Having hewed to his campaign pledge of no new taxes in this year's spending plan, Howard County Executive Charles I. Ecker is now taking the inevitable drubbing from factions that didn't get what they wanted. Welcome to the damned-if-you-do, damned-if-you-don't world of recessionary politics. His proposal doesn't raise taxes or cut services. It gives most county workers a 2 percent longevity pay raise, provides for new police officers and libraries and advances Howard's recycling effort.

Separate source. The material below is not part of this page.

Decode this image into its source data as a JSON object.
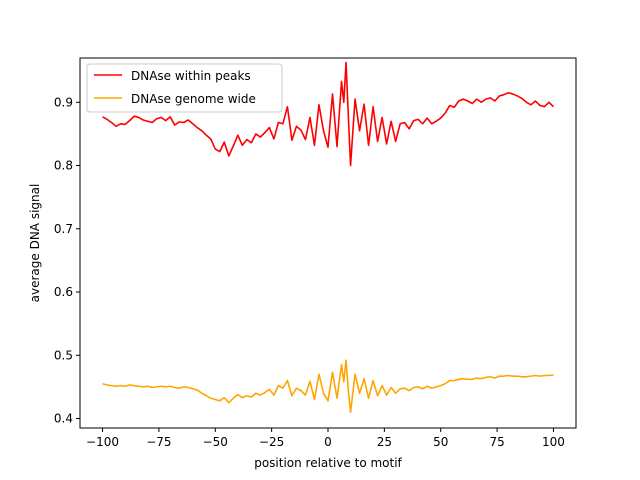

The Howard County Education Association wants more. That includes restoring the $3.5 million slashed from the school budget request and granting cost-of-living increases. The teachers' union points to 1990 census numbers showing that Howard boasts the highest median income in the state. "Howard County is wealthy enough to give the people who serve it cost of living increases," said union president James R. Swab. "What we had hoped for in Chuck Ecker's budget was a bi-partisan effort to give county and school employees cost of living increases. Unfortunately politics is being played again."
Hardly. We suspect Mr. Ecker's caution has less to do with politics than economic reality. Even affluent Howard County has not escaped the rigors of recession. Unemployment is hovering around 5 percent, with many of the newly unemployed having been thrown out of high-paying jobs. Business growth, too, has taken a hit. The county ended 1991 with the highest office vacancy rate in the region. County budgeteers expect more of the same in the year ahead -- overall revenues aren't expected to grow much more than 2 percent.